Project: “Emergence” – Public Art Sculpture
Funding Received: $20,000
A Caterpillar Trencher used in the building of the Alaska Highway has been transformed into a public art sculpture, titled “Emergence”. Emergence seeks to reflect the history of the Peace-Liard’s Indigenous and non-Indigenous people and to emblemize a community moving together toward a deeper understanding of both.
The project provided a unique opportunity for artists in the community to work with internationally renowned Indigenous artist, Brian Jungen. The project brought together both Indigenous and non-Indigenous artists in a truly meaningful way, and the emphasis of indigenous perspective greatly strengthened the power of the sculpture. The aim was to use the historic artifact as a shared canvas where artists could express their individual experiences side by side. Emergence celebrates difference. The public art project has helped build relationships between communities, artists and the partnering organizations and indigenous groups.

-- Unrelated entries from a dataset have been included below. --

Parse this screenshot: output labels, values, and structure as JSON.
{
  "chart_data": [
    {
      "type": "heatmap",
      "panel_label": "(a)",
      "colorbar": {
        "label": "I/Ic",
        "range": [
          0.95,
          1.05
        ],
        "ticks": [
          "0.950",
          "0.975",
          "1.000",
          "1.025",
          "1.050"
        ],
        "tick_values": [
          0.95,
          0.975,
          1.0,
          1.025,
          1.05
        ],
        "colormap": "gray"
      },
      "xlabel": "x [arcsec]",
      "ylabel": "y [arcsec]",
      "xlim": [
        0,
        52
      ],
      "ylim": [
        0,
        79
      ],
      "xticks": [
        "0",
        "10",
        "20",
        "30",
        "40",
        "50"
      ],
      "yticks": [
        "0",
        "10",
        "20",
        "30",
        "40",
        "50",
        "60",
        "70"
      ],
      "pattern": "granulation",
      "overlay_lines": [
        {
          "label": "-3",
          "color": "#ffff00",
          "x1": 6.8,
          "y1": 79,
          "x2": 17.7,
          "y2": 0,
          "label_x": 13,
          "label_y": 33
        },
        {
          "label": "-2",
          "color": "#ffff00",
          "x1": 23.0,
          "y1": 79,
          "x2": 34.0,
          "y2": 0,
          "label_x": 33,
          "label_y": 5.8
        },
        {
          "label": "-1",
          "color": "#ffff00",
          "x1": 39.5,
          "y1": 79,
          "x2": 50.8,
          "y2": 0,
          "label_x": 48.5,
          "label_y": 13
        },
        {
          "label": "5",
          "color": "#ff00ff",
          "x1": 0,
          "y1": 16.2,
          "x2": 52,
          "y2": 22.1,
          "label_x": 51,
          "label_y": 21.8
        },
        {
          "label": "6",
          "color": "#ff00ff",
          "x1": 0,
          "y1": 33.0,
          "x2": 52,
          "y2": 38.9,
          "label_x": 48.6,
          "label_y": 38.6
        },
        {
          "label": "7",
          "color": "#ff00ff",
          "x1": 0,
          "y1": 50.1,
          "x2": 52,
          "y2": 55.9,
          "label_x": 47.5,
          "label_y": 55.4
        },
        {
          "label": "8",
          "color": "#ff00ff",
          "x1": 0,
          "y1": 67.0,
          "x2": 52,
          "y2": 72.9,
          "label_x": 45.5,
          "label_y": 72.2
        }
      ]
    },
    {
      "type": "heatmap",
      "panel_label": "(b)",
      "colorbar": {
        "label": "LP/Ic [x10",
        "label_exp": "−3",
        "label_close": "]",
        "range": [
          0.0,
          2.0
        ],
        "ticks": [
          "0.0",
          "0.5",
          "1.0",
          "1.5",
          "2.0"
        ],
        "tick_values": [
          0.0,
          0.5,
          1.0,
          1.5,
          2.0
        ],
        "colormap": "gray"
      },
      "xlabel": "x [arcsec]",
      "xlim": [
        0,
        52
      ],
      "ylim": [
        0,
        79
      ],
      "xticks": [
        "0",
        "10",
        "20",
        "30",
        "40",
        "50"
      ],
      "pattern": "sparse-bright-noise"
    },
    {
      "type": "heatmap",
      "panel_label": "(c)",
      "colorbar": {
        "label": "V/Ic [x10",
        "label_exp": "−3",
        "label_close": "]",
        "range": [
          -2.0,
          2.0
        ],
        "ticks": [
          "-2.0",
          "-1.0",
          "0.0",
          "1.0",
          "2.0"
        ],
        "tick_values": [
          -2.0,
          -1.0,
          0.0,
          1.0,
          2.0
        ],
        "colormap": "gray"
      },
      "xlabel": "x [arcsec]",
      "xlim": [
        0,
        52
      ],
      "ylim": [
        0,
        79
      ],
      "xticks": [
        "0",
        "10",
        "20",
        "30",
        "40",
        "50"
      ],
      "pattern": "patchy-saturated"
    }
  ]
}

“Emergence” is now permanently displayed at the National Alberta Railway (NAR) Park in Dawson Creek, BC, which also houses the Dawson Creek Art Gallery and The Dawson Creek Station Museum. It is a prime location, marking Mile Zero of the Alaska Highway. Northern Trails Historical Society partnered with the Peace Liard Regional Arts Council to apply for BC | Canada 150 funding, and with the City of Dawson Creek to provide a permanent location and in-kind contributions of site set-up and vegetation.
The public art project not only evokes the complex layers of history that grew out of this piece of machinery, but that it also highlights the idea of new growth and moving together in positive ways toward our collective future.
Emergence: displays several lines of poetry and quotes:
1. Translated from Cree, the following line expresses the experience of bulldozers coming through Indigenous camps: “Giant kettles are coming through the bush, and they leave a trail where nothing grows.”
2. Cut into the boom of the sculpture are lines from Helen Knott’s poem, “Dear Prime Minister: this poet has something to say to you about Indigenous rights.” The full poem, which was made into a video, can be viewed online here »
3. The following lines were written by Dean Mattson: “Am I integral or just turning a useless little wheel / Come see what pretty thing from ugliness grew.” From these provocative words, many meanings may emerge, depending on the unique perspectives and experiences of those who read them.